Depuis 2020 et la crise sanitaire, le rythme des attaques par rançongiciel à des fins d’extorsion contre des prestataires de soins ne s’est pas ralentie : le rapport que vient de publier l’Agence nationale de sécurité des systèmes d’information (Anssi) révèle que 30 établissements de santé ont été compromis et chiffrés en 2022 et 2023 par des rançongiciels.
Parmi les incidents et signalements transmis à l’Anssi entre janvier 2022 et décembre 2023 dans le secteur de la santé, 86 % concernaient des établissements de santé, 7 % des organisations productrices de produits pharmaceutiques, 5 % des centres de recherche médicale et 2 % les ministères en charge des politiques de santé et leurs établissements publics. La part de ces événements dans le total des incidents ou signalements traités par l’Agence n’a cessé d’augmenter, passant de 2,87% en 2020, à 11,4% en 2023. Les services de réanimation, de pharmacie, de laboratoire et d’imagerie sont le plus souvent affectés. Les deux derniers hôpitaux ciblés ont été l’hôpital d’Armentières en février 2024 et celui de Cannes en avril 2024.

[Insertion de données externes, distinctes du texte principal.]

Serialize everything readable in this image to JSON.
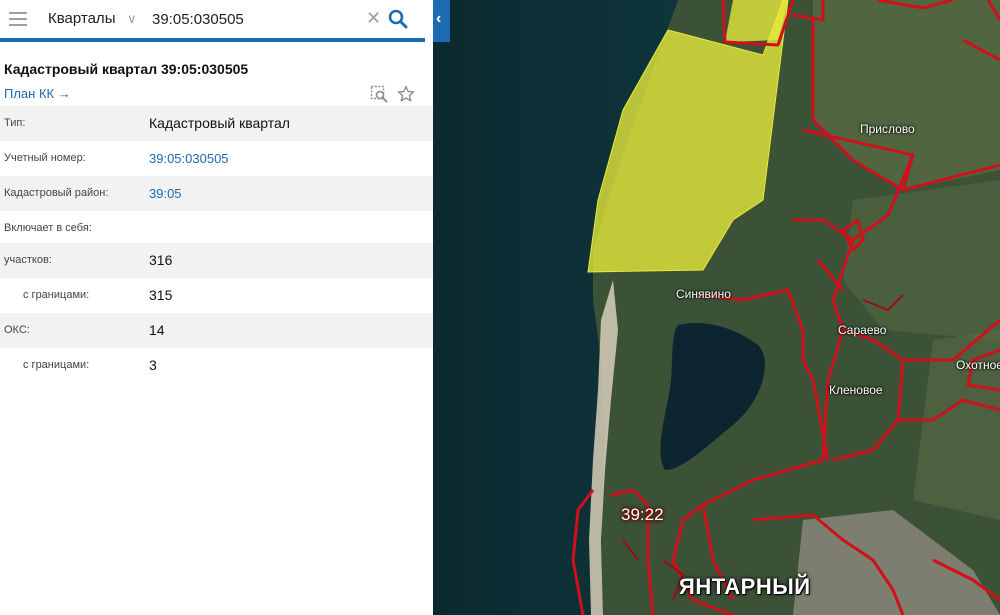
{
  "search": {
    "type_label": "Кварталы",
    "query": "39:05:030505"
  },
  "card": {
    "title": "Кадастровый квартал 39:05:030505",
    "plan_link": "План КК →",
    "rows": [
      {
        "key": "Тип:",
        "value": "Кадастровый квартал",
        "link": false,
        "indent": false
      },
      {
        "key": "Учетный номер:",
        "value": "39:05:030505",
        "link": true,
        "indent": false
      },
      {
        "key": "Кадастровый район:",
        "value": "39:05",
        "link": true,
        "indent": false
      },
      {
        "key": "Включает в себя:",
        "value": "",
        "link": false,
        "indent": false
      },
      {
        "key": "участков:",
        "value": "316",
        "link": false,
        "indent": false
      },
      {
        "key": "с границами:",
        "value": "315",
        "link": false,
        "indent": true
      },
      {
        "key": "ОКС:",
        "value": "14",
        "link": false,
        "indent": false
      },
      {
        "key": "с границами:",
        "value": "3",
        "link": false,
        "indent": true
      }
    ]
  },
  "map": {
    "labels": {
      "prislovo": "Прислово",
      "sinyavino": "Синявино",
      "saraevo": "Сараево",
      "okhotnoe": "Охотное",
      "klenovoe": "Кленовое",
      "district": "39:22",
      "town": "ЯНТАРНЫЙ"
    },
    "colors": {
      "sea": "#0f2f35",
      "boundary": "#d0101a",
      "highlight": "#e8ec3a",
      "accent": "#1e6bb3"
    }
  }
}
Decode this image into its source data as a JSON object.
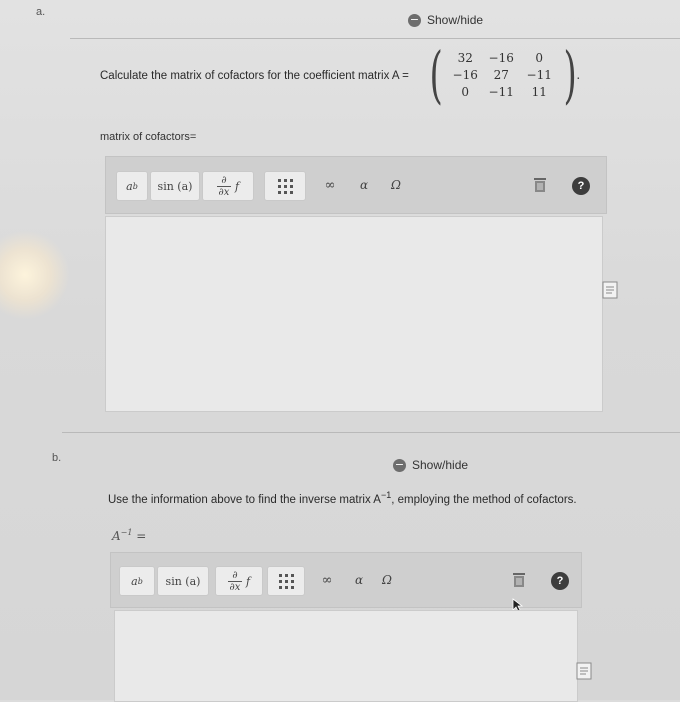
{
  "part_a": {
    "label": "a.",
    "showhide_label": "Show/hide",
    "question": "Calculate the matrix of cofactors for the coefficient matrix A =",
    "matrix": [
      [
        "32",
        "−16",
        "0"
      ],
      [
        "−16",
        "27",
        "−11"
      ],
      [
        "0",
        "−11",
        "11"
      ]
    ],
    "answer_label": "matrix of cofactors="
  },
  "part_b": {
    "label": "b.",
    "showhide_label": "Show/hide",
    "question_start": "Use the information above to find the inverse matrix A",
    "question_sup": "−1",
    "question_end": ", employing the method of cofactors.",
    "answer_label_base": "A",
    "answer_label_sup": "−1",
    "answer_label_eq": "="
  },
  "toolbar": {
    "power_base": "a",
    "power_exp": "b",
    "sin_label": "sin (a)",
    "deriv_num": "∂",
    "deriv_den": "∂x",
    "deriv_f": "f",
    "infinity": "∞",
    "alpha": "α",
    "omega": "Ω",
    "help": "?"
  },
  "colors": {
    "page": "#dcdcdc",
    "toolbar": "#cfcfcf",
    "answer_box": "#e9e9e9",
    "help_button": "#3d3d3d"
  }
}
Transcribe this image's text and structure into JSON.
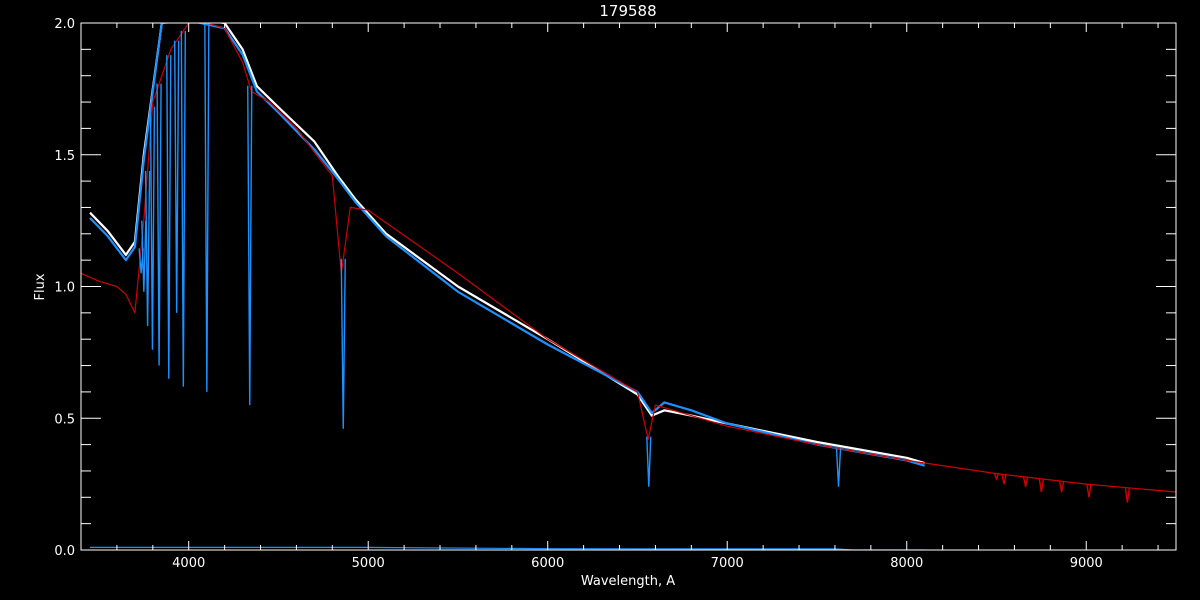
{
  "chart_data": {
    "type": "line",
    "title": "179588",
    "xlabel": "Wavelength, A",
    "ylabel": "Flux",
    "xlim": [
      3400,
      9500
    ],
    "ylim": [
      0.0,
      2.0
    ],
    "x_ticks": [
      4000,
      5000,
      6000,
      7000,
      8000,
      9000
    ],
    "x_tick_labels": [
      "4000",
      "5000",
      "6000",
      "7000",
      "8000",
      "9000"
    ],
    "y_ticks": [
      0.0,
      0.5,
      1.0,
      1.5,
      2.0
    ],
    "y_tick_labels": [
      "0.0",
      "0.5",
      "1.0",
      "1.5",
      "2.0"
    ],
    "grid": false,
    "series": [
      {
        "color": "#ffffff",
        "x": [
          3450,
          3550,
          3650,
          3700,
          3750,
          3850,
          4000,
          4200,
          4300,
          4380,
          4500,
          4700,
          4830,
          4930,
          5100,
          5500,
          6000,
          6500,
          6580,
          6650,
          6800,
          7000,
          7500,
          8000,
          8100
        ],
        "y": [
          1.28,
          1.21,
          1.12,
          1.17,
          1.5,
          2.0,
          2.02,
          2.0,
          1.9,
          1.76,
          1.68,
          1.55,
          1.42,
          1.33,
          1.2,
          1.0,
          0.8,
          0.59,
          0.51,
          0.53,
          0.51,
          0.48,
          0.41,
          0.35,
          0.33
        ]
      },
      {
        "color": "#1e90ff",
        "x": [
          3450,
          3550,
          3650,
          3700,
          3750,
          3850,
          4000,
          4200,
          4300,
          4380,
          4500,
          4700,
          4830,
          4930,
          5100,
          5500,
          6000,
          6500,
          6580,
          6650,
          6800,
          7000,
          7500,
          8000,
          8100
        ],
        "y": [
          1.26,
          1.19,
          1.1,
          1.15,
          1.48,
          2.0,
          2.01,
          1.98,
          1.88,
          1.74,
          1.66,
          1.52,
          1.41,
          1.32,
          1.19,
          0.98,
          0.78,
          0.6,
          0.52,
          0.56,
          0.53,
          0.48,
          0.4,
          0.34,
          0.32
        ]
      },
      {
        "color": "#cc0000",
        "x": [
          3400,
          3500,
          3600,
          3650,
          3700,
          3750,
          3800,
          3900,
          4000,
          4100,
          4200,
          4300,
          4350,
          4450,
          4600,
          4800,
          4850,
          4900,
          5000,
          5500,
          6000,
          6500,
          6560,
          6600,
          7000,
          7500,
          8000,
          8500,
          9000,
          9500
        ],
        "y": [
          1.05,
          1.02,
          1.0,
          0.97,
          0.9,
          1.25,
          1.7,
          1.9,
          2.0,
          2.0,
          1.98,
          1.85,
          1.74,
          1.7,
          1.6,
          1.42,
          1.05,
          1.3,
          1.29,
          1.05,
          0.8,
          0.6,
          0.42,
          0.55,
          0.47,
          0.4,
          0.34,
          0.29,
          0.25,
          0.22
        ]
      },
      {
        "color": "#1e90ff",
        "x": [
          3450,
          5000,
          6000,
          7000,
          7600,
          7700,
          8100
        ],
        "y": [
          0.01,
          0.01,
          0.005,
          0.004,
          0.004,
          0.0,
          0.0
        ]
      }
    ],
    "absorption_lines": [
      {
        "x": 3735,
        "depth_to": 1.05,
        "color": "#1e90ff"
      },
      {
        "x": 3750,
        "depth_to": 0.98,
        "color": "#1e90ff"
      },
      {
        "x": 3771,
        "depth_to": 0.85,
        "color": "#1e90ff"
      },
      {
        "x": 3798,
        "depth_to": 0.76,
        "color": "#1e90ff"
      },
      {
        "x": 3835,
        "depth_to": 0.7,
        "color": "#1e90ff"
      },
      {
        "x": 3889,
        "depth_to": 0.65,
        "color": "#1e90ff"
      },
      {
        "x": 3933,
        "depth_to": 0.9,
        "color": "#1e90ff"
      },
      {
        "x": 3970,
        "depth_to": 0.62,
        "color": "#1e90ff"
      },
      {
        "x": 4101,
        "depth_to": 0.6,
        "color": "#1e90ff"
      },
      {
        "x": 4340,
        "depth_to": 0.55,
        "color": "#1e90ff"
      },
      {
        "x": 4861,
        "depth_to": 0.46,
        "color": "#1e90ff"
      },
      {
        "x": 6563,
        "depth_to": 0.24,
        "color": "#1e90ff"
      },
      {
        "x": 7620,
        "depth_to": 0.24,
        "color": "#1e90ff"
      },
      {
        "x": 8500,
        "depth_to": 0.27,
        "color": "#cc0000"
      },
      {
        "x": 8542,
        "depth_to": 0.25,
        "color": "#cc0000"
      },
      {
        "x": 8662,
        "depth_to": 0.24,
        "color": "#cc0000"
      },
      {
        "x": 8750,
        "depth_to": 0.22,
        "color": "#cc0000"
      },
      {
        "x": 8863,
        "depth_to": 0.22,
        "color": "#cc0000"
      },
      {
        "x": 9015,
        "depth_to": 0.2,
        "color": "#cc0000"
      },
      {
        "x": 9229,
        "depth_to": 0.18,
        "color": "#cc0000"
      }
    ]
  }
}
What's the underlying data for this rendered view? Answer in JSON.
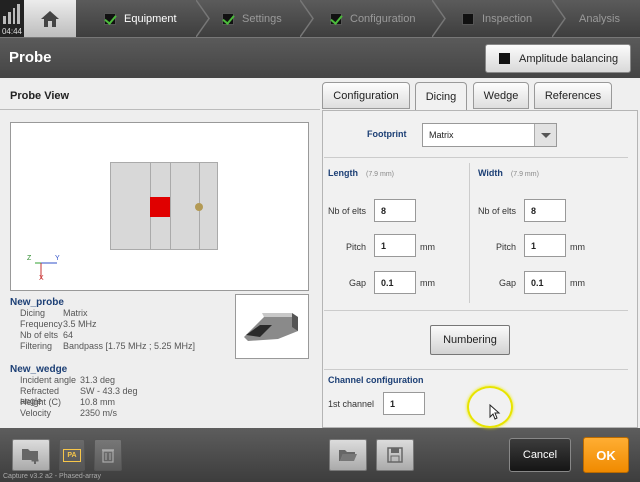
{
  "status": {
    "clock": "04:44"
  },
  "nav": {
    "steps": [
      {
        "label": "Equipment",
        "checked": true
      },
      {
        "label": "Settings",
        "checked": true
      },
      {
        "label": "Configuration",
        "checked": true
      },
      {
        "label": "Inspection",
        "checked": false
      },
      {
        "label": "Analysis"
      }
    ]
  },
  "header": {
    "title": "Probe",
    "amp_label": "Amplitude balancing"
  },
  "probe_view": {
    "title": "Probe View",
    "axes": {
      "z": "Z",
      "y": "Y",
      "x": "X"
    },
    "probe": {
      "name": "New_probe",
      "rows": [
        {
          "k": "Dicing",
          "v": "Matrix"
        },
        {
          "k": "Frequency",
          "v": "3.5 MHz"
        },
        {
          "k": "Nb of elts",
          "v": "64"
        },
        {
          "k": "Filtering",
          "v": "Bandpass [1.75 MHz ; 5.25 MHz]"
        }
      ]
    },
    "wedge": {
      "name": "New_wedge",
      "rows": [
        {
          "k": "Incident angle",
          "v": "31.3 deg"
        },
        {
          "k": "Refracted angle",
          "v": "SW - 43.3 deg"
        },
        {
          "k": "Height (C)",
          "v": "10.8 mm"
        },
        {
          "k": "Velocity",
          "v": "2350 m/s"
        }
      ]
    }
  },
  "tabs": [
    "Configuration",
    "Dicing",
    "Wedge",
    "References"
  ],
  "dicing": {
    "footprint_label": "Footprint",
    "footprint_value": "Matrix",
    "length": {
      "title": "Length",
      "hint": "(7.9 mm)",
      "nb_label": "Nb of elts",
      "nb": "8",
      "pitch_label": "Pitch",
      "pitch": "1",
      "gap_label": "Gap",
      "gap": "0.1",
      "unit": "mm"
    },
    "width": {
      "title": "Width",
      "hint": "(7.9 mm)",
      "nb_label": "Nb of elts",
      "nb": "8",
      "pitch_label": "Pitch",
      "pitch": "1",
      "gap_label": "Gap",
      "gap": "0.1",
      "unit": "mm"
    },
    "numbering": "Numbering",
    "channel_title": "Channel configuration",
    "first_channel_label": "1st channel",
    "first_channel": "1"
  },
  "bottom": {
    "pa_label": "PA",
    "cancel": "Cancel",
    "ok": "OK",
    "footer": "Capture v3.2 a2 - Phased-array"
  },
  "colors": {
    "accent_ok": "#f39200",
    "check": "#4cba3c",
    "element": "#e00000",
    "section": "#1c3f75"
  }
}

Les rapporteurs citent un exemple emblématique, celui du centre hospitalier sud-francilien (CHSF) de Corbeil-Essonnes qui a été hacké dans la nuit du 20 au 21 août 2022 par le groupe cybercriminel Lockbit qui a exigé une rançon de dix millions de dollars en échange du déchiffrement des systèmes informatiques touchés. Les impacts métiers ont été significatifs, notamment sur les services de messagerie, de comptabilité ou de ressources humaines. Les services de soins ont été perturbés. La direction de l’établissement a été contrainte de transférer les nouveau-nés du service de néonatalogie vers d’autres établissements. L’indisponibilité de certains automates de laboratoires a perturbé la capacité à réaliser des analyses biologiques. Enfin, la structure s’est vu exfiltrer 11 gigaoctets de données comprenant des informations de santé et personnelles de patients, de membres du personnel et de partenaires de l’hôpital le 23 septembre 2022.
Le surcoût total de l’attaque au CHSF a été estimé à 7 millions d’euros. Pourquoi un tel coût ? « La remédiation des attaques par rançongiciel et le retour au mode de fonctionnement normal peuvent durer jusqu’à plusieurs mois et générer des coûts élevés liés à la réponse à l’incident, à la reconstruction des systèmes d’information touchés, aux pertes de recettes, mais aussi aux ressources humaines mobilisées », analyse l’Anssi. Un an après le début de l’incident, certains services subissent toujours les conséquences de la crise. La reconstruction du système d’information nécessite, outre des sauvegardes intègres, de nouvelles machines, qui ne peuvent pas forcément être livrées rapidement.
Attaque sur l’AP-HP en juin 2023
Les établissements ne sont pas seulement attaqués par les ransomwares. Une autre menace émane de groupes activistes sous la forme d’attaques par déni de service distribué (DDoS*), de défigurations de sites web et d’exfiltration de données à des fins de divulgation. Ces campagnes de déstabilisation se sont accentuées depuis l’offensive de la Russie sur l’Ukraine et la guerre entre Israël et le Hamas. Ce type d’attaque a eu lieu en juin 2023 à l’Assistance publique-Hôpitaux de Paris (AP-HP), ce qui a entraîné une indisponibilité pendant plusieurs heures. Le groupe hacktiviste Anonymous Sudan a revendiqué l’attaque sur Telegram. C’est le même type de hacking dont a été victime le site web de l’Agence nationale de sécurité des médicaments (ANSM) en août 2024 par le groupe Cyber Army of Russia Reborn.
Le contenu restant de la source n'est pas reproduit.